I remember one of the characters in Zelazny's time travel book "Roadmarks" was always carrying a box of rifles in case he found the exit to Thermopylae where he intended to arm the Spartans. It's always been a theme. I'm more jazzed for the film knowing that VDH has given it a stamp of approval.

2 comments:

Nylarthotep said...

I heard about he movie at Crooked Timber with a typically liberal invective against Miller and Hanson.

http://crookedtimber.org/2006/10/05/when-boyhoods-fire-was-in-my-blood-i-read-of-ancient-freemen/

CT can be interesting at times but they are just the usual bore with this one. Just read the comments.

Granted said...

Damn, I guess, in addition to being overly emotional & penis-free, you need to have a gross misunderstanding of history to be a lib. For example, instead of seeing Thermopylae as the rear-guard action that bought Greece time to get it's army together, these guys saw "Well, but of course the REAL lesson of Thermopylae is something like: “No amount of heroic posturing can redeem tactical folly; don’t leave an unguarded pathway leading to the rear of your impregnable position.”
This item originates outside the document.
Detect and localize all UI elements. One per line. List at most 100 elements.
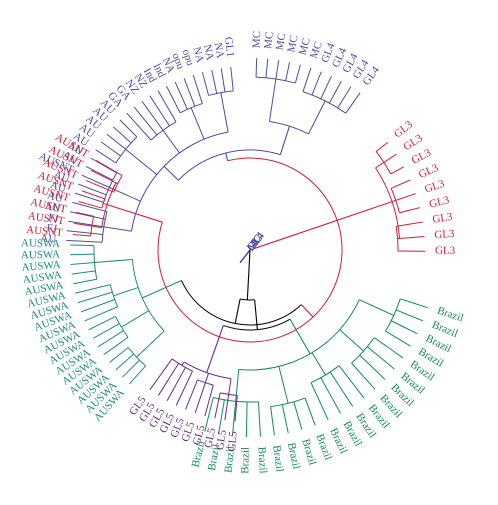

The Spartans lost." Hmmm. Am I wrong or were several thousand Thespans sent to guard the pass, but ran when the Persians showed up? So, unguarded, heroic posturting, or a thought out sacrifice of a few warriors to buy time for the many, hence the heroic aspects of the battle. And the delay allowed the army to form & win the battle of Salamis, not to mention putting a bit of fear in the Persians.

The other part that all these geniuses (cough, cough) keep coming up with is, "Oh, the Greeks weren't free, they had slaves and an empire," completely unable to see that the foundations of what they consider their oh so enlightened point of view came out of Greek philosophies, not Persian ones.

And then the ass complaining about the movie "Zulu" clearly not realizing what a pathetic "victory" it was since an entire column had been wiped out the day before at Islandlwana.

Fuck nuts.

Except that guy near the end named "trueliberal" who sets everyone else right, not that they noticed. I have to say, I don't live on the same planet as these guys.